TextNormalization

class tidyX.text_normalization.TextNormalization[source]

static is_emoji(s: str) → bool[source]: Check if a given string is an emoji.

static lemmatizer(token: str, model: Language) → str[source]

Lemmatizes a given token using Spacy’s Spanish language model.

Lemmatization is the process of reducing a word to its base or dictionary form. For example, the word “running” would be lemmatized to “run”. Lemmatization takes into account the meaning of the word in the sentence, leveraging vocabulary and morphological analysis.

Note: Before using this function, a Spacy model should be downloaded. Use python -m spacy download name_of_model to download a model. Available models for Spanish are: “es_core_news_sm”, “es_core_news_md”, “es_core_news_lg”, “es_dep_news_trf”. For more information, visit https://spacy.io/models/

Args:: token (str): The token to be lemmatized. model (spacy.language.Language): A Spacy language model object.
Returns:: str: The lemmatized version of the token, with accents removed.

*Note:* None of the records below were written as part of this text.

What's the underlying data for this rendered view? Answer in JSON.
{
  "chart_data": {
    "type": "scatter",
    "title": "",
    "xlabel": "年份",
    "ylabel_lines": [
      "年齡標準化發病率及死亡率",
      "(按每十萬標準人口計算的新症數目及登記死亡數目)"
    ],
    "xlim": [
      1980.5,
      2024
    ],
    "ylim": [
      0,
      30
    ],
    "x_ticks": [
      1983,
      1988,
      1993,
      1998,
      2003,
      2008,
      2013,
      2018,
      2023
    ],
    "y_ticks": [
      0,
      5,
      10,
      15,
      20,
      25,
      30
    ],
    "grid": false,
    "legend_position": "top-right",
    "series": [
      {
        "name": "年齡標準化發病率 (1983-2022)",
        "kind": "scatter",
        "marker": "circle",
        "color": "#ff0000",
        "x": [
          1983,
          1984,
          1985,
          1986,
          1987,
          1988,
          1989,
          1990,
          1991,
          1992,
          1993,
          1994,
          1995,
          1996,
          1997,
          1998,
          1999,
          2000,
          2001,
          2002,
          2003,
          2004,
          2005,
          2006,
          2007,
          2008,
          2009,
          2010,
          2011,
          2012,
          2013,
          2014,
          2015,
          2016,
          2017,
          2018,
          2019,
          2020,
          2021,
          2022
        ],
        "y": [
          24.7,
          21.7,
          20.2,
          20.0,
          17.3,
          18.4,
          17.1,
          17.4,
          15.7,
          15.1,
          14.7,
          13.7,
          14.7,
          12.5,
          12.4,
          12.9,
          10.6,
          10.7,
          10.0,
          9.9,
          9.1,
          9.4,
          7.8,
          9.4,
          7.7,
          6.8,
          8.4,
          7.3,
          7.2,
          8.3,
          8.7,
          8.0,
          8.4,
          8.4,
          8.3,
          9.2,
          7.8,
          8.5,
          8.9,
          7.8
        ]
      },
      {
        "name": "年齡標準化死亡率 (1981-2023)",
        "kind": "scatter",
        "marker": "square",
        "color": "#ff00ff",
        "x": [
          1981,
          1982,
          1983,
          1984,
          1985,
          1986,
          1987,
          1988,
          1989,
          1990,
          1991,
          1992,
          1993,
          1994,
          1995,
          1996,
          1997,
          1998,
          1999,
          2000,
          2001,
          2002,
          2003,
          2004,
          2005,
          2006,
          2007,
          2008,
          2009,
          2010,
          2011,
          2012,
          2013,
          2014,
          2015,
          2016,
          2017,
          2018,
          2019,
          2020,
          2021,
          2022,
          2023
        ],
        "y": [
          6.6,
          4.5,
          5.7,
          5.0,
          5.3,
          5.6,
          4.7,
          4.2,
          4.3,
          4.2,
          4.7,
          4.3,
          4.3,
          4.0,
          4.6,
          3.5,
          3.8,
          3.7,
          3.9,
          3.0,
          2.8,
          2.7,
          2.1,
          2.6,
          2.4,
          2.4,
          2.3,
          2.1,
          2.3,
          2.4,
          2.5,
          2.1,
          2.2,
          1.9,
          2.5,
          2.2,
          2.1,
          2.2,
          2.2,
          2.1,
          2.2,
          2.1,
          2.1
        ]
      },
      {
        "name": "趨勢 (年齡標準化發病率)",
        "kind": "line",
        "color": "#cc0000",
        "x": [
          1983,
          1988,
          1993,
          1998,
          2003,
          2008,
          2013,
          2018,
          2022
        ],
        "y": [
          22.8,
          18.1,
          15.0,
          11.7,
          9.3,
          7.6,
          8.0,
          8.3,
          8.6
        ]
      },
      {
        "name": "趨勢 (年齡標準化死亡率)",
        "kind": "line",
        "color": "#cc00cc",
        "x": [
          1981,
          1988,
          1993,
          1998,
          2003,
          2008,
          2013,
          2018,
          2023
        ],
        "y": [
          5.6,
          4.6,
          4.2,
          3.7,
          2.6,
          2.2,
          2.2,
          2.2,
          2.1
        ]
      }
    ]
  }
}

stemmer(language: str = 'spanish') → str[source]

Stems a given token using Snowball stemmer.

Stemming is the process of reducing a word to its base or root form, often by stripping suffixes. For instance, the word “running” might be stemmed to “run”. Unlike lemmatization, stemming doesn’t always produce a valid word and doesn’t consider the meaning of a word in the context.

This function uses the Snowball stemmer, which supports multiple languages including Spanish.

Note: Before using this function, you might need to install nltk if not done already. Use pip install nltk.

Args:: token (str): The token to be stemmed. language (str, optional): The language of the token. Defaults to “spanish”.
Returns:: str: The stemmed version of the token.